Junk Mail Still Effective, Study Shows
Junk mail seems to still bring benefits to business and will not vanish any time soon as a new study by the University of Sydney that measured the effectiveness of direct marketing campaigns for larger discount stores points out.
Yes, there are many flyers, catalogues and who knows what other materials in your letterbox – along with bills. Yes, many people throw away those catalogues, but even if it is not an environmentally friendly advertising tool, the simple direct mail campaign is still paying off.
Charles Areni from Sydney University’s marketing department, the professor who studied the effectiveness of junk mail, says that there are visible results to such campaigns: “”In one case a sandwich toaster sales increased tenfold when that product was featured at a discounted price in the mail catalogue compared to when it was not featured, and of course we varied both the timing of the catalogues and which stores featured that product and we found a reliable increase and it was a huge one.” By comparison, in-store radio advertising had little or no effect on sales.
Professor Areni thinks that junk mail is most probably effective for any type of retailers. The reason why the method still works is, in his opinion, through it, people just happen to find a catalogue in their letterbox with a product they already intend to buy. “It is annoying because probably 95 per cent of what we get in our mailbox is entirely irrelevant, it is junk, but that 5 per cent that is relevant to what we’re planning to buy or where we’re planning to shop, it provides sales, and that’s why retailers are going to continue doing it,” he added.
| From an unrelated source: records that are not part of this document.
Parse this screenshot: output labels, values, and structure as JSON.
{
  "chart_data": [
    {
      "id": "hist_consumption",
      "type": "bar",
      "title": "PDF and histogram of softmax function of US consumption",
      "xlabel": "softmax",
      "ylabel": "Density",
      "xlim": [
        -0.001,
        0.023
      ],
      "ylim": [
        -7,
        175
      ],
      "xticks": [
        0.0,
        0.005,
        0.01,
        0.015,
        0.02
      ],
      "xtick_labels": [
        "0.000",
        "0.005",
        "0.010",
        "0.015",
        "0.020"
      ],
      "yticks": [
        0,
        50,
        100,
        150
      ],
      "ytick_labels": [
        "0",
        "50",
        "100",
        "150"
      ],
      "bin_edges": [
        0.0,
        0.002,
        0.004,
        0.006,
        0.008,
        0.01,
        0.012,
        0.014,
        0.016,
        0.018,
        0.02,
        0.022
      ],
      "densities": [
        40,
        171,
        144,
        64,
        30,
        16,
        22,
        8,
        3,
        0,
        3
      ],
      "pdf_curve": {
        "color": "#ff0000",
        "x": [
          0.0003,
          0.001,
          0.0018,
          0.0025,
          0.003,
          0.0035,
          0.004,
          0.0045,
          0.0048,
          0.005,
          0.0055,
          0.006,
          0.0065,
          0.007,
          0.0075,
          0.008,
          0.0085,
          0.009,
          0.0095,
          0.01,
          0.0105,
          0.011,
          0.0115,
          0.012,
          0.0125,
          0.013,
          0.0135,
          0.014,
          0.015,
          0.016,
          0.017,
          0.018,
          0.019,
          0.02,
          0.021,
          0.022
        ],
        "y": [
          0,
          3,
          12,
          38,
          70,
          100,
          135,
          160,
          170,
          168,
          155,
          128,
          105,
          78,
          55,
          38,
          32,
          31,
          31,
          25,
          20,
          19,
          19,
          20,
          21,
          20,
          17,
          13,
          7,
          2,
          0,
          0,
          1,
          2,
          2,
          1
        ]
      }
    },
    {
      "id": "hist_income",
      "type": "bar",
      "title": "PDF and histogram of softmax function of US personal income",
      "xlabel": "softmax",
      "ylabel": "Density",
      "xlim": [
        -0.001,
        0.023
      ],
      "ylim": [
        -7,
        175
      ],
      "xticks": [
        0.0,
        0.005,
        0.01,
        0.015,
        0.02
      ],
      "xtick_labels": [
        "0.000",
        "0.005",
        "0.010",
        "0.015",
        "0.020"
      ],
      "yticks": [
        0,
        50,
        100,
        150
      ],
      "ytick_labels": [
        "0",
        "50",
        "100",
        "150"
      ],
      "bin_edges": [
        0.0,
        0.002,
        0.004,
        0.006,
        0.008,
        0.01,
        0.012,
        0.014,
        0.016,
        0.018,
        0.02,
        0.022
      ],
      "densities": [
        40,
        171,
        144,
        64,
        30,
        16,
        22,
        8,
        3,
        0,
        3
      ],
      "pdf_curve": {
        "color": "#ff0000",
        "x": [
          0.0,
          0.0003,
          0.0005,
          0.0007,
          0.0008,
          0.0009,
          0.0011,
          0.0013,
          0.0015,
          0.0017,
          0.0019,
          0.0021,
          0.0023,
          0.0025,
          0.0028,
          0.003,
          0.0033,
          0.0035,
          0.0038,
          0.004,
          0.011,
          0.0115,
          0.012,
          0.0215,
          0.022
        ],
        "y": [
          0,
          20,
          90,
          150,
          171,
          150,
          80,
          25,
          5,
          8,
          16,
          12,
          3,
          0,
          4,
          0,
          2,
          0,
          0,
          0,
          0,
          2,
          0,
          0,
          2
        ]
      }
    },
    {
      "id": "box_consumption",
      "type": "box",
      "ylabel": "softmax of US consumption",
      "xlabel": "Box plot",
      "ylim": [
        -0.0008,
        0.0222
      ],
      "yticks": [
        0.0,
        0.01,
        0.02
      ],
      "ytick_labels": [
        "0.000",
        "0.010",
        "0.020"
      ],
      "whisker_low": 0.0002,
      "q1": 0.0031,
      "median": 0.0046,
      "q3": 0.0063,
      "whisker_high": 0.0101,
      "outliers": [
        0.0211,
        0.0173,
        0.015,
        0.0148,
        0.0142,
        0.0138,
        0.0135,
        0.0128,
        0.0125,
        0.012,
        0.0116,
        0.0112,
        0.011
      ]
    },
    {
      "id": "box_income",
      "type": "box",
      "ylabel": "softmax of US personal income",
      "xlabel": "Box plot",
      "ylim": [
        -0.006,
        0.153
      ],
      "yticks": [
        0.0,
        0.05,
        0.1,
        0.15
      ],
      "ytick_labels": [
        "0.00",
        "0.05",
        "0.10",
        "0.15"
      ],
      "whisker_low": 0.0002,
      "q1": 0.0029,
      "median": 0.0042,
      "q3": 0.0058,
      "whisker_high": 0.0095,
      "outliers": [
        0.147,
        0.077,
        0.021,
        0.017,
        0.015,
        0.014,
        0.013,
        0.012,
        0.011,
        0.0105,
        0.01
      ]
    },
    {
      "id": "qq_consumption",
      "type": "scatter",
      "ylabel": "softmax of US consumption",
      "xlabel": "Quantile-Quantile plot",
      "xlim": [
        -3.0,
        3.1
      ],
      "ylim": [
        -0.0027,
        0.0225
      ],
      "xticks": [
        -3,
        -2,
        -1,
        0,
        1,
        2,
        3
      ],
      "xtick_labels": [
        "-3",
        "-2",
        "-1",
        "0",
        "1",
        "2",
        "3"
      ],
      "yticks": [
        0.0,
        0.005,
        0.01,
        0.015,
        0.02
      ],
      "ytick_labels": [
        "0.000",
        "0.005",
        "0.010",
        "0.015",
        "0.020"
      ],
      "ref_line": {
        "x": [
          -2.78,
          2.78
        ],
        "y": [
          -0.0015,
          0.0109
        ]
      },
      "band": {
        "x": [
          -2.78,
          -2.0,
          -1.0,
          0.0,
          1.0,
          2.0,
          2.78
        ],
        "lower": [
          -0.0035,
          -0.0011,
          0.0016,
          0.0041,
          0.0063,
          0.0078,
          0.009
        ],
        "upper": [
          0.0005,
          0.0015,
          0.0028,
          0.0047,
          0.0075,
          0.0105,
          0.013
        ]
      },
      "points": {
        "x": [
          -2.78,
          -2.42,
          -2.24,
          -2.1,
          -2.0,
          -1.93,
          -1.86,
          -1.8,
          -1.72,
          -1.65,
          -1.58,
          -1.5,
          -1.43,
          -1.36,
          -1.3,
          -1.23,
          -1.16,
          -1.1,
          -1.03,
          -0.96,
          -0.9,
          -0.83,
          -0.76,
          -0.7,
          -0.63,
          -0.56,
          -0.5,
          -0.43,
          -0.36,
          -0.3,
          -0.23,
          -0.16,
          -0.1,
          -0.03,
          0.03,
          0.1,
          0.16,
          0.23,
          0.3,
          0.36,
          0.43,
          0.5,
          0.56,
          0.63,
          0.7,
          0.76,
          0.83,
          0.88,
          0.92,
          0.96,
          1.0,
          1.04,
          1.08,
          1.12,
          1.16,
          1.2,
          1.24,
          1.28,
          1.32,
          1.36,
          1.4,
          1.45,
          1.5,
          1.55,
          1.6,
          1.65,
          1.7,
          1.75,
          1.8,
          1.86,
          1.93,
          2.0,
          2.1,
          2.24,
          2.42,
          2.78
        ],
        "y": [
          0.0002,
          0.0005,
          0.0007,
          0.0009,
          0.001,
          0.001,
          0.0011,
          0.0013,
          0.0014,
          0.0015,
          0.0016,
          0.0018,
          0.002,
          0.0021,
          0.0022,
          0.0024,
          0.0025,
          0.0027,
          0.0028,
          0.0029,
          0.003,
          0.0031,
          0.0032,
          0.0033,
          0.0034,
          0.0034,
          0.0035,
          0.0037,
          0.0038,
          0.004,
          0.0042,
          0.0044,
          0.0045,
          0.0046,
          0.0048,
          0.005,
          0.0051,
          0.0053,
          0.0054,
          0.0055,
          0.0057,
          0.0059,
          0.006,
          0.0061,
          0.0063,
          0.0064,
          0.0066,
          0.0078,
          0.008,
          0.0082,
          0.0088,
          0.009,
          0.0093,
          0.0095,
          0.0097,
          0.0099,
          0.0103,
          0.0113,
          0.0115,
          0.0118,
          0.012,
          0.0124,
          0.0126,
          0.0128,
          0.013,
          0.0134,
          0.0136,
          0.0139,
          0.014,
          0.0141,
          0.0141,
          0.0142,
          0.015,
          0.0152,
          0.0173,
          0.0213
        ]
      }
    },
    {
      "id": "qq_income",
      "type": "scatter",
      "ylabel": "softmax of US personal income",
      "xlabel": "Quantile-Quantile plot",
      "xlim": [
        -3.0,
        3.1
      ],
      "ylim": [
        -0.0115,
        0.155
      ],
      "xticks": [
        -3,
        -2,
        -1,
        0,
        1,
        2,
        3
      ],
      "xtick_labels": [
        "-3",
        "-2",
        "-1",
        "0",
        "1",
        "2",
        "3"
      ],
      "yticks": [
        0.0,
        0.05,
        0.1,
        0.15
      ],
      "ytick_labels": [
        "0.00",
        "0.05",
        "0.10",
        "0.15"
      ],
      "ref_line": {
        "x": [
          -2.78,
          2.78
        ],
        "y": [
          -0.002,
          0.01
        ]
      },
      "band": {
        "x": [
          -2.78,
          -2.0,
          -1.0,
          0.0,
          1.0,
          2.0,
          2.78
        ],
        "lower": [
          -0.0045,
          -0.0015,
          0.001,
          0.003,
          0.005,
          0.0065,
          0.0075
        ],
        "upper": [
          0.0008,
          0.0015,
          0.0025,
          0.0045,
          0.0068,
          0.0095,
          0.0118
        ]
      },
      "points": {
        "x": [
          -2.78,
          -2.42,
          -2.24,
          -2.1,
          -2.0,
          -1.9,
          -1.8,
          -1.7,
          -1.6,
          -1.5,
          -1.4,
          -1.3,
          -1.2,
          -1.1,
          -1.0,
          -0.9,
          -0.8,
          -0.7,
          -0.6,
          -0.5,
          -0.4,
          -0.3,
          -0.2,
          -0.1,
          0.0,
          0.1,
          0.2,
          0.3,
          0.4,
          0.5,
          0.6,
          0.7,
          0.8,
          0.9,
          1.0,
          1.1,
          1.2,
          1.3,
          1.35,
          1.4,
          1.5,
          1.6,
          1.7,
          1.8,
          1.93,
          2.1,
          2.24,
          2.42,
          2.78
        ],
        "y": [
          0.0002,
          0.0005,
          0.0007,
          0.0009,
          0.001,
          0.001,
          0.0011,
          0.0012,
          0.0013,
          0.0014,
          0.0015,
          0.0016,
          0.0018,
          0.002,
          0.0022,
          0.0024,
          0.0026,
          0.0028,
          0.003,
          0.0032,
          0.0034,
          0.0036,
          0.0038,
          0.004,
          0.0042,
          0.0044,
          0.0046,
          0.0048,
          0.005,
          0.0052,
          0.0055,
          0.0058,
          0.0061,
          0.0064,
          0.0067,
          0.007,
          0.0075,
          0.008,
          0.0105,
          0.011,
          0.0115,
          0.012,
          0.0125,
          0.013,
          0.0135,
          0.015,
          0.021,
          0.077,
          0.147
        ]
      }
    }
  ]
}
The professor also said “Consumers are creatures of habit… it may simply take time for consumers to learn to listen for good deals while they shop. Junk mail is a very common form of advertising for this type of store, and as they arrive regularly at the beginning of the month, it could be that consumers may simply be used to looking for them.”
I too must admit I look over the catalogues I receive. Some have a special scent, one that remind me of childhood and fashion and clothing catalogues from foreign countries, while some simply prove to be useful: find out about promotions from hypermarkets and so on. Also, given how there’s always something to do or that could be changed in the house, I look over such types of catalogues (yes, I am building a house now so I’m really interested in the offers available in the market).
I know people that don’t read catalogues received in their letterbox, but I know far more people that do just that. Perhaps similar studies should be conducted in other countries as well, in order to observe if there is a worldwide effectiveness of the direct mail campaigns, or if Australia is a special case.